Comment 15 Alexey Proskuryakov 2011-06-14 09:05:05 PDT
I didn't reopen this bug, because I don't think that there is enough practical difference for us to care. But tracking a obvious JS spec mistake with a WebKit bug is not unthinkable, even when we're in compliance.

> The Unicode spec defines types for Unicode Code Points

As you said, they are defined for code points, and not for code units. These two-bytes sequences of UTF-16 are code units.
Comment 16 Gavin Barraclough 2011-06-14 12:15:52 PDT
> > The Unicode spec defines types for Unicode Code Points
> 
> As you said, they are defined for code points, and not for code units. These two-bytes sequences of UTF-16 are code units.
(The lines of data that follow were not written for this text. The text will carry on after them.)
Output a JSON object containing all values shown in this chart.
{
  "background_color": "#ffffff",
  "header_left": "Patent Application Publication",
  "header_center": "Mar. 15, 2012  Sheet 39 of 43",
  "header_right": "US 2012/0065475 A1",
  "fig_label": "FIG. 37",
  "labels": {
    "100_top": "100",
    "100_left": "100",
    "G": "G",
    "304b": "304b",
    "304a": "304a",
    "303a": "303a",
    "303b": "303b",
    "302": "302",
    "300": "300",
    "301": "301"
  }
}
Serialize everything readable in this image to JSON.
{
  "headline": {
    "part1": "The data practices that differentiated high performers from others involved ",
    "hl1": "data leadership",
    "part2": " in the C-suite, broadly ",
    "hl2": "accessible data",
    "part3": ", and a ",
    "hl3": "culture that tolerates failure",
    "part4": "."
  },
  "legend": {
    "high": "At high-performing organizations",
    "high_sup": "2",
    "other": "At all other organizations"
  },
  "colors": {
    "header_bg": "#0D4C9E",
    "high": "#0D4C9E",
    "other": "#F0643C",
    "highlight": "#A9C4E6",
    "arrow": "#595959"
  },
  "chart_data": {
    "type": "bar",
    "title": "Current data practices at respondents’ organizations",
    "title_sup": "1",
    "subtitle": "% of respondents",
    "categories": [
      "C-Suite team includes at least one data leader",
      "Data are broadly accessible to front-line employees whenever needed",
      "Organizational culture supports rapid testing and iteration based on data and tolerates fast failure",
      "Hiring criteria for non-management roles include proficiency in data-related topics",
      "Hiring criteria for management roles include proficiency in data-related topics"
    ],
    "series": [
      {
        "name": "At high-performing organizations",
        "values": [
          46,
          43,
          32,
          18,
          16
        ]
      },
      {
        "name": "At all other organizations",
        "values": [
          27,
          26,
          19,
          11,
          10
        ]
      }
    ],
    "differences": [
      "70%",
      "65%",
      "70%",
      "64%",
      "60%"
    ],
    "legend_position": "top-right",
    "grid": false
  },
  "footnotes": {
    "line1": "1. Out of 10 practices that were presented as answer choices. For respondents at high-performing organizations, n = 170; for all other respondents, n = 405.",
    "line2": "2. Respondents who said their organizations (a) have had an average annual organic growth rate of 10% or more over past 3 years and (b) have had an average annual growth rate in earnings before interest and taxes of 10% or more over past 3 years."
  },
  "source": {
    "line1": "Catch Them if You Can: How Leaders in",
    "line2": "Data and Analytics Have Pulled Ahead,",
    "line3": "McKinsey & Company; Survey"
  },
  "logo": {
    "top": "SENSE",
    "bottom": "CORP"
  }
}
Sure, and the code unit to code point mapping is outside the definition of the Unicode spec.  ECMAScript used to specifically defined that the source text encoding was UCS-2, which is a direct mapping from code units to code points.  They no longer call out the name of this encoding, but the spec defined lexing behaviour still matches UCS-2 decoding.

> I didn't reopen this bug, because I don't think that there is enough practical difference for us to care. But tracking a obvious JS spec mistake with a WebKit bug is not unthinkable, even when we're in compliance.

That's an understandable and reasonable goal.  I'm just worried that this bug report as it stands is likely to be misconstrued as a bug in our code that should be fixed, and that a contributor might work towards making changes that we would not accept.  Maybe we could try to get a bug filed against the ECMA spec (I believe their bug track is only open to ES members :-( ), and then you could reopen and bug & mark this bug as blocked on the ES one?